Ankara sonuçta bürokrasi kenti. Edebiyatçılar ekmek parası için bir yandan da çalışmak zorundalar. Ne var ki bunun yazardan neler götürdüğü iyice araştırılmalı. İkisini bir arada yürütmek ise epey sıkıntılı. Benim görüşüme göre hem bürokrasi de hem de sanat-edebiyatta başarılı olmak zor. Çünkü bürokrasiye ağırlık veriyorsanız sanat-edebiyatı ertelemek, sanat-edebiyata önem veriyorsanız bürokrasiyi geri planda tutmak zorundasınız. Daha açıkçası hem iyi bir yazar hem de iyi bir bürokrat olmak mümkün değil. Bu anlamda Ankara, bürokrasinin ezip, öğütüp bir kenara fırlattığı eksik/yarım yazarlarla, sanatçılarla dolu.
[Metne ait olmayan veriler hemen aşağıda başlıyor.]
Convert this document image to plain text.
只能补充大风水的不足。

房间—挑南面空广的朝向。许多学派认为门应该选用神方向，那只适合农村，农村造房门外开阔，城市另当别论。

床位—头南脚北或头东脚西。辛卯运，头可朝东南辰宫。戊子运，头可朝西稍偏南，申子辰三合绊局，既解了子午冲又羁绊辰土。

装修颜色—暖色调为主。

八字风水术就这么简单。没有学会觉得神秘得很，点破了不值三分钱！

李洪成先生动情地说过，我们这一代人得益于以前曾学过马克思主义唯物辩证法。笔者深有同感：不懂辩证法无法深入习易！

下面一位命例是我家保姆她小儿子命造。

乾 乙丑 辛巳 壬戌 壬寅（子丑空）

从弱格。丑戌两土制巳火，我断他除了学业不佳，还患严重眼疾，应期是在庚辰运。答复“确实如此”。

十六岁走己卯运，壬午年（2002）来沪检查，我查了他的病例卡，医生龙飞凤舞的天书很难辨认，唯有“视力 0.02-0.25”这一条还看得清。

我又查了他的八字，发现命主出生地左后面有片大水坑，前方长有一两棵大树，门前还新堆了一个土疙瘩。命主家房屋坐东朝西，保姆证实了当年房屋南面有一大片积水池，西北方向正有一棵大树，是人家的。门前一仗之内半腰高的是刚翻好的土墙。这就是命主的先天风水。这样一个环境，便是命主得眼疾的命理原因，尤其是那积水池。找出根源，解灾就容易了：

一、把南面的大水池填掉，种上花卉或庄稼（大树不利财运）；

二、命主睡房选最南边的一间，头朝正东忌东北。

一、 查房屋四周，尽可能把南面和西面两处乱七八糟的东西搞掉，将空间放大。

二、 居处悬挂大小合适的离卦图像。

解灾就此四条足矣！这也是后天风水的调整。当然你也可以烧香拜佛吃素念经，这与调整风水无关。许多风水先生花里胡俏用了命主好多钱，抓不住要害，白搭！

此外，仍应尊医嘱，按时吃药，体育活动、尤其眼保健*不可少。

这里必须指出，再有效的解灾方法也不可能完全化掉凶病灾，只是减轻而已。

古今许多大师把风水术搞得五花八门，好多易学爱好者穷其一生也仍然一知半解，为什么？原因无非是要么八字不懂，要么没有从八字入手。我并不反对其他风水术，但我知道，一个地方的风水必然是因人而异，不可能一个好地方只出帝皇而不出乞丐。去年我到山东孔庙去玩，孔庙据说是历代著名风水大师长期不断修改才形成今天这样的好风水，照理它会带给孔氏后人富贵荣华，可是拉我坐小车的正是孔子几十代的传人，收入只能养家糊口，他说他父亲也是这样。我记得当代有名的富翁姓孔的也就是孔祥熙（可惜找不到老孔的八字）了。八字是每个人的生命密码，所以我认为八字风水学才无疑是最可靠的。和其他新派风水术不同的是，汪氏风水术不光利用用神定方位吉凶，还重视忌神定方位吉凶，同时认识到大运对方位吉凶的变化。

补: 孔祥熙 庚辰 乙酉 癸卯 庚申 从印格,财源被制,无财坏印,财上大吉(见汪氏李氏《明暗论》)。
Cemal Süreya ve Erhan Bener ikisi de başarılı, önemli yazarlar. İkisi de aynı zamanda müfettişlik, hesap uzmanlığı yapmışlar. Ama bürokratik yaşamları sanatçı yanlarını köreltememiş. Ne var ki bürokratlıklarının onlardan neler götürdüğünün bir ölçümünü yapmak imkânsız. Bu yazarlarla bir kader benzerliğimiz açık. Ama sonuçta her insan kendi macerasını yaşar.

Yazarların bulundukları ortamla, üreticilikleri arasında bir ilişkiden elbette söz edilebilir. Bu bağlamda İstanbul gibi hem tarihi hem de coğrafi anlamda zengin bir şehirde yaşamanın yazarlara artı bir katkısı olduğu açıktır. Ama bu başlı başına yazarlığın niteliğini belirleyen temel bir ölçüt değildir. Sonunda her şey yazarın bizatihi kendisinde biter. Onun kalitesinde, yaratıcı çabasında. Ankara'da bir başkent olarak, yazarlara büyük imkânlar sunmakta. Yaşadığımız bu kentte bir yazarın ulaşmak isteyip de ulaşamayacağı hiçbir imkân yok. Hele günümüzde özellikle kaynaklara ulaşma anlamında iki şehir arasındaki fark epey kapandı.

Bir yazarın yaşadığı yer ile yazdıkları ayrıştırılamaz. Yazarın öyküsündeki mekân, bölge neresi olursa olsun, yazarın yaşadığı yer, bir ruh, bir anlayış olarak bile olsa öyküde yerini alır. Kaldı ki benim yazdığım öykülerde Ankara önemli bir yer tutar.